NFT Trends To Watch In 2023

Image source: Unsplash

There’s no doubt that the NFT market has experienced a turbulent year. But despite a massive cooling off in trading volume, 2022 saw a steady stream of growth and investment into new projects in development.

The slowdown in sales and hype around NFTs is a facade for what’s brewing right under the surface. And while it could take a few years to take off again, there’s no doubt that NFT technology and innovation being built now will become part of many industries in the near future.

So, what will the market look like in 2023? And what are the key trends to watch this year? To understand where we are heading, let’s take a look at the past 12 months.

What Happened In 2022?

According to the Balthazar NFT Marketplace Update, NFT sales totaled US$29.64 billion in 2022 across five of the largest NFT marketplaces: OpenSea, Magic Eden, X2Y2, LooksRare and Solanart. While this is more than double (107 percent) the sales volume of 2021 (US$14.29 billion), it was largely attributed to the first half of the year.

For example, there was US$7.06 billion in sales volume across the five marketplaces combined in January 2022, the highest recorded monthly volume. By December, the total sales was US$448.59 million – 94 percent lower than the January peak.

(Click on image to enlarge)

NFT Trends

Source: Balthazar, DappRadar

OpenSea, launching in 2021, is the largest NFT marketplace in the world, and recorded a 28% increase in trade volume in 2022 compared to 2021, reaching US$16.75 billion. LooksRare, another platform that launched in December 2021, recorded US$5.83 billion in trade volume in 2022.

Magic Eden, which was launched in September 2021, saw the third-highest trade volume, with US$3.93 billion in sales on its platform in 2022. Newcomer X2Y2, which launched in late January 2022, recorded US$3 billion in sales volume for the year, and Solanart recorded US$128.94 million in 2022.

Macroeconomic conditions also likely impacted the decline in NFT sales volume last year, as well as the three cataclysms of 2022: Terra Luna, Three Arrows Capital and FTX. We’ve seen interest rates rise and disposable incomes reduce, and volatility in the stock market including significant reductions in the valuations of blue chip tech stocks. Being a highly speculative industry, it’s natural to see a reduction in trading for NFTs.

Key NFT Trends For 2023

  1. Macroeconomic Conditions Will Continue To Place Pressure On The Market

I think that 2023 is going to be a rough year. I feel like there’s still more blood to shed from Alameda, FTX and others. There is probably a year’s worth of recovery just from that. And the current macroeconomic conditions will likely continue this year, which is a concern for any form of tech asset. I hope there’s a bull run this year but I highly doubt it.

  1. New Applications For NFTs Will Emerge

The hype for NFTs began with digital art, which caught on because people love to be a part of a community. It’s like supporting an early stage company and if you believe in what their vision is then it's an exciting way to participate.

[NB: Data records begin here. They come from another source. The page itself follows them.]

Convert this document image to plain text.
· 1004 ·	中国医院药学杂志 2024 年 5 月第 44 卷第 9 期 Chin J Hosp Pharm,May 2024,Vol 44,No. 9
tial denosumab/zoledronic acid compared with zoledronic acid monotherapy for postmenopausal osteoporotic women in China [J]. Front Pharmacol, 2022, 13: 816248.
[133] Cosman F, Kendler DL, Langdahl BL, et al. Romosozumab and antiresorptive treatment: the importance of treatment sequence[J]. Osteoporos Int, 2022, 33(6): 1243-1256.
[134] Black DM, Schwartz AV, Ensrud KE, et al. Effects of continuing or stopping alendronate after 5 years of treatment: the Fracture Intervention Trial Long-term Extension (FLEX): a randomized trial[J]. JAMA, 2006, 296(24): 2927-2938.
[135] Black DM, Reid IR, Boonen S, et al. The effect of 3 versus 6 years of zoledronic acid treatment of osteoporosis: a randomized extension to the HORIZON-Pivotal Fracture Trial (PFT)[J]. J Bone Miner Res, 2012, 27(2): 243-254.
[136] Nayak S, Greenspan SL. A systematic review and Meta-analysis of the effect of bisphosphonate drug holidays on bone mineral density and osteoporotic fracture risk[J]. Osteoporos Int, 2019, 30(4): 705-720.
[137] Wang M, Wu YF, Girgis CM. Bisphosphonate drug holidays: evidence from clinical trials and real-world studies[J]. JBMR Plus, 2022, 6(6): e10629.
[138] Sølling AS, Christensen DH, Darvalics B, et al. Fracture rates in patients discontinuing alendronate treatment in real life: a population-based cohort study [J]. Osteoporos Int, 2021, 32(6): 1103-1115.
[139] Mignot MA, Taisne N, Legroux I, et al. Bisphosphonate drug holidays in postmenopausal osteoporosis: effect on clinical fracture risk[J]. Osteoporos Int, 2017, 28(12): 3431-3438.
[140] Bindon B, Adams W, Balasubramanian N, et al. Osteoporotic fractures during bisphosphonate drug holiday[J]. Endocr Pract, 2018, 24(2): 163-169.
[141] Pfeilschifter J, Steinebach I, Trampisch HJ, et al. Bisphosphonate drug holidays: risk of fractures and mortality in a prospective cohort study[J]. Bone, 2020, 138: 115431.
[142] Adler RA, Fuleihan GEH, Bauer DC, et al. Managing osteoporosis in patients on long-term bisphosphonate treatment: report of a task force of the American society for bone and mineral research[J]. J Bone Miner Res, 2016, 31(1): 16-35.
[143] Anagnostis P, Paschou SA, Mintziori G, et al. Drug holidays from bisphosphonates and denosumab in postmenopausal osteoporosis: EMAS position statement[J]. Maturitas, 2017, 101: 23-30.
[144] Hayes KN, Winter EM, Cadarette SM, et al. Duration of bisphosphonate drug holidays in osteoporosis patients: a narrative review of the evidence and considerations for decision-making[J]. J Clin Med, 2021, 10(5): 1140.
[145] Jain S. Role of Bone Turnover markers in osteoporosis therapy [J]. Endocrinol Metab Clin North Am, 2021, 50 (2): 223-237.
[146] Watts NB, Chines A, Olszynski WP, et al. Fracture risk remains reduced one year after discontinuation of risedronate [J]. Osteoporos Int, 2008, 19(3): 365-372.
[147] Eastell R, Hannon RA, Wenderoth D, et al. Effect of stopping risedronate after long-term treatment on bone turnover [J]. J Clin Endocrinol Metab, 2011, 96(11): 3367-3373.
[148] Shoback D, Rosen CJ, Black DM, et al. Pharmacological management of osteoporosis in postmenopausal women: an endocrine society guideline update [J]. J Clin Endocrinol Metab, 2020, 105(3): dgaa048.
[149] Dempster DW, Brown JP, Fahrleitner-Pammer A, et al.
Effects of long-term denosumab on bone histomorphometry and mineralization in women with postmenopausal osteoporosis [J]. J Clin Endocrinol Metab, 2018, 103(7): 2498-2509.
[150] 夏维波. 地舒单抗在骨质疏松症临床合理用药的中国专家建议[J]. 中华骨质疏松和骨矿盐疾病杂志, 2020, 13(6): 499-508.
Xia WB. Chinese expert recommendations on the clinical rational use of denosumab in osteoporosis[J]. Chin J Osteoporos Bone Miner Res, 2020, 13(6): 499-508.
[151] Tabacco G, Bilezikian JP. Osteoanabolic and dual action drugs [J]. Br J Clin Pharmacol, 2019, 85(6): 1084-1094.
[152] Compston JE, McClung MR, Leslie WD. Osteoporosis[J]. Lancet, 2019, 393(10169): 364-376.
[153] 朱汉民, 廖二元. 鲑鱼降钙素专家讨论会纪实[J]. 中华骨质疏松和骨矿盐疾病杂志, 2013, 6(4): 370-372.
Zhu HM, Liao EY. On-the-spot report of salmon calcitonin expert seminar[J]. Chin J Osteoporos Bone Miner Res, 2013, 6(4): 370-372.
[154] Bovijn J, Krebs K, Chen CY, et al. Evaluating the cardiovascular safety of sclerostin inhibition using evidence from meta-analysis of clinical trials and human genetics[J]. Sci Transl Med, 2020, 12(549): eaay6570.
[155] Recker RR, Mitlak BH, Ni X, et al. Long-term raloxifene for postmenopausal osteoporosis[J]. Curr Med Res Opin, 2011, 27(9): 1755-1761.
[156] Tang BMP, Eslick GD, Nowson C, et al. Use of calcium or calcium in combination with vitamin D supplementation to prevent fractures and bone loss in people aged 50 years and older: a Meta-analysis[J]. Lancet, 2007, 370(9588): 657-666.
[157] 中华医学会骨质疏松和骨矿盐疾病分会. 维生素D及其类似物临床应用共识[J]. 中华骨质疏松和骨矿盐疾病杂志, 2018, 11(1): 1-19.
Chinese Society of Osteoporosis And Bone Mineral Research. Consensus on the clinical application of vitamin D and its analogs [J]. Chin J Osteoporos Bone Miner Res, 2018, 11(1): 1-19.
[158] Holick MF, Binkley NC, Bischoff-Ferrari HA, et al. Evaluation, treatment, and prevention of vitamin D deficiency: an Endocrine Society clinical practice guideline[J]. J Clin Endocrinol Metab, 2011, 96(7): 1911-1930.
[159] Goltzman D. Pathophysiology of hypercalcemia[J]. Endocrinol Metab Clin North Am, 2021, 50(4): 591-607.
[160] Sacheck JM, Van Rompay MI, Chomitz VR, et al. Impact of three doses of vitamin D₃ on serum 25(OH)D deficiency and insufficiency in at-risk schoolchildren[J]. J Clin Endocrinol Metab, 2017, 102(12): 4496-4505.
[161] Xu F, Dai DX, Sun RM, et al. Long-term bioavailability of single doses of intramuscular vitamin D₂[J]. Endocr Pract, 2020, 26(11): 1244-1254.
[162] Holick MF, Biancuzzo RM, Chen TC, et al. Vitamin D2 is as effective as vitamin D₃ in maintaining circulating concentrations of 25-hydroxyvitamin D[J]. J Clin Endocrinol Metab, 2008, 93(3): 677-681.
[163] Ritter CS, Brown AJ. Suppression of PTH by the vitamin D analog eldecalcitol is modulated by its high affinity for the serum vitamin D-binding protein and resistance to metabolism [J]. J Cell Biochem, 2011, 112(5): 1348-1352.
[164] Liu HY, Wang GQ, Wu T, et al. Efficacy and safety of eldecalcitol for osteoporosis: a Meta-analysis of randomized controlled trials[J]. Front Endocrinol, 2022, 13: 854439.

While we've seen a decline in sales of that particular vertical, we’re starting to see really cool and different applications of NFTs. For instance, someone bought a house with NFT technology, you can track carbon emissions with NFTs and invoices can be produced from smart contracts.

So perhaps in 2023, 2024 and onwards, when you buy an NFT it won’t just be buying a piece of digital imagery, you’ll actually buy something bigger that’s attached to that photo. And you can also buy the tokens from the companies that create that technology.

  1. More Web2 Gamers Playing Web3 Games

I’m expecting to see more gaming growth next year and beyond. We will see really good games start to come out and use NFT tech in a more creative way, such as issuing rewards or increasing the value of the NFTs you’re playing with.

At Balthazar, we’re focused on infrastructure for Web3 gaming with our software development kit (SDK) called Babylon, which has seen hundreds of games studios interested in using the tech to get on board with Web3.

We’re starting with gaming, to solve the problems of easy onboarding, opening accounts, in-game marketplace, peer-to-peer transactions, Web3 inventory management systems and on-chain in-game transactions in real time. We will expand into solving problems around password and credential recovery, which will unlock categories such as DeFi, and other products that are really good but hard to access for Web2 users. And products that still require decentralization.

Gaming assets can be a great buying opportunity given the principles of digital ownership – and ultimately that people get real value out of playing a game. There’s a utility for it.

What we’re seeing is the infant phase of what can be done with NFT technology. As we spend more time in the digital world, the importance of objective verification through blockchain technology is more needed (and useful) than ever.

I’m excited for the next phase of progress in the NFT market, as more creativity and innovation will be realized and more people will become aware of the potential of NFTs as a new form of digital asset ownership.